Bedenkt man, daß heute schon jüdische Friedhöfe vor Verunstaltung durch mißratene Jugendliche geschützt werden müssen, so ist der Gedanke unerträglich, daß alle diese Holocaust- und sonstigen Mahnmale durch eine eigene Polizei bewacht werden müssen. Oder wie will man sonst die Gedenkstätten davor schützen, daß Demonstranten sie durch Farbbeutel verunstalten? Eine Fläche von der Größe des Pariser Platzes – dafür würde man eine Sicherungstruppe von nach inoffiziellen Schätzungen fünfzig Mann brauchen, wenn man nicht zu elektronischen Sicherungsinstrumenten greifen will, wovor man verständlicherweise zurückscheut.

Muß die Größe des Denkmals der Größe des Verbrechens entsprechen? Es gibt ein Modell, wie ein Tafelbild von ein paar Quadratmetern Größe sich seine eigene Monumentalität schafft – Picassos "Guernica", das in der nordspanischen Stadt den Schrecken des Bombenterrors in Erinnerung halten will. Das zweite berühmte Exempel, wie man die Erinnerung an den Schrecken wachhält, ist Ossip Zadkines Denkmal für das zerstörte Rotterdam, das bald nach dem Krieg aufgestellt wurde. Die Wahl der wie im Schrecken deformierten Figur mit ihren zum Himmel gereckten Armen soll nach der Erklärung Zadkines das Gedenken an den massenhaften Tod im deutschen Bombenhagel in der Figur eines Einzelnen konkretisieren – weil "nur im Leid eines Einzelnen das unfaßbare Leid von Millionen" faßbar gemacht werden könne.

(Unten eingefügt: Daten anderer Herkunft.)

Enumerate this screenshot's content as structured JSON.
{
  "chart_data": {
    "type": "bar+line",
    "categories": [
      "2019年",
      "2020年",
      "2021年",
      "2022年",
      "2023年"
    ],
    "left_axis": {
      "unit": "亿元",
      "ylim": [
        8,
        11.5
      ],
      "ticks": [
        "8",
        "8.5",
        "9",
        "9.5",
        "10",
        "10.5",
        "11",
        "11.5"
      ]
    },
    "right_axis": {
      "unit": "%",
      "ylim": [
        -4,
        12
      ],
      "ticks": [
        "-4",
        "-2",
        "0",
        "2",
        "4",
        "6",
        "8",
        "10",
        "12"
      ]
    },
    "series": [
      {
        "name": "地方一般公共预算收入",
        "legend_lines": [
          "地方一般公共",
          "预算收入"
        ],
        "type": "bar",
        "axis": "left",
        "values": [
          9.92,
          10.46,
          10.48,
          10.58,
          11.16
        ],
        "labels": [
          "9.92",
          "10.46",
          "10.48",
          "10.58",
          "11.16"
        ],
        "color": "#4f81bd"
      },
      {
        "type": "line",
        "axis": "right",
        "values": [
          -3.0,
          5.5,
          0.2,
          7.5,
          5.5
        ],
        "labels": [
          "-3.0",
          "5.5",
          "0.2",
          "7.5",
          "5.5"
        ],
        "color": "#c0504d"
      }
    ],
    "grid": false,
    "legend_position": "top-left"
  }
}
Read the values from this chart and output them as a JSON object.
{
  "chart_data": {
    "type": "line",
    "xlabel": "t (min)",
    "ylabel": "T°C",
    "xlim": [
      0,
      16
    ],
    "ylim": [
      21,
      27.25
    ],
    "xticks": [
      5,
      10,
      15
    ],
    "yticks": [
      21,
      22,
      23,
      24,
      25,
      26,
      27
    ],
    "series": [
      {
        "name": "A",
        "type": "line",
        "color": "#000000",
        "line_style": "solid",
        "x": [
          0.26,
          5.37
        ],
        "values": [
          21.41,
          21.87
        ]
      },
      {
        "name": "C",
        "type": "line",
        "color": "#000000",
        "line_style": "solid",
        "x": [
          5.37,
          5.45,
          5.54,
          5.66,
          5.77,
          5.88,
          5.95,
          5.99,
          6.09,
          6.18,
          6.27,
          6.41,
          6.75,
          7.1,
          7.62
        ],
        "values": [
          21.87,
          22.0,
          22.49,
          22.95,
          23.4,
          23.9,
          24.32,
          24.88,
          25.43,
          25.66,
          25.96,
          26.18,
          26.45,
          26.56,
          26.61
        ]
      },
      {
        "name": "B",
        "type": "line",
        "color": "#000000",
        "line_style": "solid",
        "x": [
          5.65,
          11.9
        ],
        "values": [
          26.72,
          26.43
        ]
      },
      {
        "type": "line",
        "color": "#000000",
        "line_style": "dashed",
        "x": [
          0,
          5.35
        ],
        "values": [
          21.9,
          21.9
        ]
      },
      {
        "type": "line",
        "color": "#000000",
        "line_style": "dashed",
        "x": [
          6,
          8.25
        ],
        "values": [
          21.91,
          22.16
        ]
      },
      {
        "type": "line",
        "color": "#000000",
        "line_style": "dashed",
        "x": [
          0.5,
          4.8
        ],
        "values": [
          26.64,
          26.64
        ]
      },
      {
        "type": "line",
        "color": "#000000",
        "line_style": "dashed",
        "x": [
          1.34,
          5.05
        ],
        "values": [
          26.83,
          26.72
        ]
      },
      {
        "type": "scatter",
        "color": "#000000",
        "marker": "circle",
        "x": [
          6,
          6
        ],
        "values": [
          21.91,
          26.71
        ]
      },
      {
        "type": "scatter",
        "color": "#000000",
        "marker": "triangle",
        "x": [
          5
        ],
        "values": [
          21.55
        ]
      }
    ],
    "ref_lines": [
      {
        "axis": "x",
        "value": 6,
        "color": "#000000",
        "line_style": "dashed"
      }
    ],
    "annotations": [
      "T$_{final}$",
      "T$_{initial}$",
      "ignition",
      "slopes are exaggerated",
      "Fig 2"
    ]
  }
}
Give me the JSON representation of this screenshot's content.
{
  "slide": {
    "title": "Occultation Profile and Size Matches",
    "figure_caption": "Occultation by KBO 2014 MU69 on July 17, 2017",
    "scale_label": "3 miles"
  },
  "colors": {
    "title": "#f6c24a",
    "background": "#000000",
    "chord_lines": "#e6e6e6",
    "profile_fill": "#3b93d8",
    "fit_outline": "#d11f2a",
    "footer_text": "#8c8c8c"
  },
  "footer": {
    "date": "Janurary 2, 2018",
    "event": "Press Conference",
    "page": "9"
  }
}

Aber auch Berlin hat in den zwanziger Jahren zwei Muster solcher räumlich bescheidenen Erinnerungsmonumente geschaffen – Tessenows "Ehrenmal" in der Neuen Wache und Mies van der Rohes Gedenkstein für die ermordeten Spartakisten Rosa Luxemburg und Karl Liebknecht. Beide Male führte man vor, wie man auf kleinstem Raum mit zurückhaltenden Mitteln größte Wirkung erzielen kann. Was jetzt in die Wege geleitet wird, führt auf riesiger Fläche zu einem Ergebnis, bei dem sich voraussehen läßt, daß die monumentale Wirkung verfehlt werden wird. Wahrscheinlich hatten die Auslober nicht den Mut, die Entscheidung über ein zentrales Mahnmal zu vertagen, bis eine Lösung vorliegt, die durch ihr bloßes Vorhandensein alle Diskussion zu einem Ende bringt.

Das Holocaust-Feld soll nach dem Beschluß von Bundesregierung und Bundestag gleich am Eingang von Berlin stehen, in den wenigen hundert Metern zwischen der "Zentrale des Terrors", dem "Holocaust-Mahnmal", dem "Jüdischen Museum" und der geplanten Roma-und-Sinti-Gedenkstätte. Es soll also der Verbrechen des nationalsozialistischen Regimes auf einem Gelände gedacht werden, das wegen der einstigen Ministergärten der Republik in der Geschichte von Weimar eine Rolle spielte.

Hier entlang der Wilhelmstraße hatten ja die Spitzen der Weimarer Republik ihre Amtssitze, der erste Reichspräsident Friedrich Ebert, der sich im Dienst der Republik und im Kampf gegen die rechte Demagogie verzehrte, der Reichsaußenminister Rathenau, der von rechtsextremen Offizieren ermordet wurde, und der kurzzeitige Reichskanzler und "ewige" Reichsaußenminister Stresemann, der die Versöhnung Deutschlands mit Frankreich in die Wege leitete. Wenn es irgendwo eine "demokratische" Meile im Berliner Stadtbild gibt, so sind es diese einstigen Ministergärten. Und da soll jetzt eine Flut von Gedenkstätten für Verbrechen des Dritten Reiches stehen? Oder hat die Entscheidung für diesen Ort mit der banalen Tatsache zu tun, daß diese Grundstücke im Besitz des Bundes waren, so daß man ohne alle Schwierigkeiten über die Grundstücke verfügen konnte?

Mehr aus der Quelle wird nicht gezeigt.